Another interesting fact is the words “Jerusalem” or “Zion” appear nearly a thousand times in the Hebrew Bible and the New Testament. It never appears in the Quran.
That’s a quick history of the land where Israel rests today, and most of it fulfills biblical prophecy. Doing a little bit of work to understand the facts of history will help you separate truth from rhetoric.
Now, let’s talk about what this means to us as Christ-followers. Whenever there’s a war in the Middle East, and particularly when there’s a war that includes Israel (and there have been a number in my lifetime), the Christian world begins to talk about the end of time. We discuss Jesus’ return, Gog and Magog, the armies coming out of the north, Armageddon, or some combination of these.
At the very best, this response is confusing. It can also be intimidating or frightening. Oftentimes it interrupts our momentum. We tend to get distracted, trying to figure out what’s going on, and we end up withdrawing from the arena we’ve very clearly been assigned. Today, I invite you back to your kitchen table, your holiday table, and into your peer groups to be advocates for Jesus. Because no matter what you believe about the rapture or the end of time, our assignment stays the same: To go into all the world and preach the gospel to every creature. Jesus said He would be with us always, to the very end of the age. And if you’re not busy with the assignment, you have no promise from Scripture of His abiding presence.
Here’s one final fact: The absence of truth in the public square is primarily because there’s an absence of truth in the hearts of God’s people. If we have a desire to seek the truth and see truth find its way, once again, into those broader discussions of our culture, society, academia, and wherever that may be—it will be because God’s people have chosen the truth with a greater intensity and a greater purposefulness than has defined our lives to this point.

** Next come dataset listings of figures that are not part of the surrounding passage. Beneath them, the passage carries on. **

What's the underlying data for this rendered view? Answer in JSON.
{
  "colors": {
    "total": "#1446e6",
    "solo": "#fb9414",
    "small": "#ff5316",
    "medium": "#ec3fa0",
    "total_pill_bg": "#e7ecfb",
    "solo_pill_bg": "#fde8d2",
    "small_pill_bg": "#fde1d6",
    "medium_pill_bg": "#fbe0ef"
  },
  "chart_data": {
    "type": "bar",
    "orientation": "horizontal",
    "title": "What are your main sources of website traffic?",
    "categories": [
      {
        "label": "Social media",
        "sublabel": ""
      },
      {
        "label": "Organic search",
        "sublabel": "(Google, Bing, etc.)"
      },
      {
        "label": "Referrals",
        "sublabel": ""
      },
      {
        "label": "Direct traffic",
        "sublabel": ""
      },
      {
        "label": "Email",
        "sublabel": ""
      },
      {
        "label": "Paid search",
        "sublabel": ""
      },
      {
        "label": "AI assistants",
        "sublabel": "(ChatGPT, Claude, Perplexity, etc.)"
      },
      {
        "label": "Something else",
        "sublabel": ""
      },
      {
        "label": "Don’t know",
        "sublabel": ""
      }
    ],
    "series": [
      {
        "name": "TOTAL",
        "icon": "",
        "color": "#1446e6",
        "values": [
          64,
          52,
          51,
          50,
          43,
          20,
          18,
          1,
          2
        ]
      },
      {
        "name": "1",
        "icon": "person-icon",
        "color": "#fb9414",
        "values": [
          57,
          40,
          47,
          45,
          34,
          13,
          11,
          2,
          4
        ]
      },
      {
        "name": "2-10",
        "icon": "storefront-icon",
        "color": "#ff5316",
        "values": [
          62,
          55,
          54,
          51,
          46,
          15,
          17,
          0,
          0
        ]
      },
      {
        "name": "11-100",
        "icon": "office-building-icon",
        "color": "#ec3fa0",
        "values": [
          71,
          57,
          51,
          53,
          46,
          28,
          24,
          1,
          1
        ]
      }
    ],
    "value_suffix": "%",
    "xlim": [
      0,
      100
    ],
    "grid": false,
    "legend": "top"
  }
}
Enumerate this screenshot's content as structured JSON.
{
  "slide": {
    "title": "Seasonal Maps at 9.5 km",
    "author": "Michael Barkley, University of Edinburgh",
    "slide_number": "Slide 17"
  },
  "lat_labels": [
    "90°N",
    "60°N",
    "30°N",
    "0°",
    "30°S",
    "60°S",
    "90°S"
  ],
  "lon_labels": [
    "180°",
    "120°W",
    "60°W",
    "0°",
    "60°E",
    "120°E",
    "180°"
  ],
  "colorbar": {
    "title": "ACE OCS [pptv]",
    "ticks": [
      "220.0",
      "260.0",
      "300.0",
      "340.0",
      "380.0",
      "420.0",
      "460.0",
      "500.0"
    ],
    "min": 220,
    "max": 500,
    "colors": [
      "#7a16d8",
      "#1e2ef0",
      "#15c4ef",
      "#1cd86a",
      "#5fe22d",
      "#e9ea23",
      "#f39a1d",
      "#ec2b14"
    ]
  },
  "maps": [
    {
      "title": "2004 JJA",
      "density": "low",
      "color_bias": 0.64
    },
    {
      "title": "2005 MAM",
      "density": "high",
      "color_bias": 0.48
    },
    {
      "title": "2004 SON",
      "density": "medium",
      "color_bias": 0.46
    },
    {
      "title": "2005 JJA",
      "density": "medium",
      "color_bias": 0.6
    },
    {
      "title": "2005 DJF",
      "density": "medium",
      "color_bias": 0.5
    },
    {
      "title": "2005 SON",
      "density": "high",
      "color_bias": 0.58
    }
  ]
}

As much as we want others to change, I believe that in God’s sovereign plan, we are the change agents. The authority that we stand in isn’t political or economic. It’s also not about our numbers, because Jesus very clearly said His followers would be in the minority. Our authority comes from the One we serve. The United Nations didn’t establish Israel. In the book of Genesis, God promised a piece of territory—a piece of terra firma that you can find with Google maps—to the descendants of Abraham, Isaac, and Jacob forever. God is unchanging and all-powerful, and as we move forward, we will see His purposes accomplished for Israel and His people.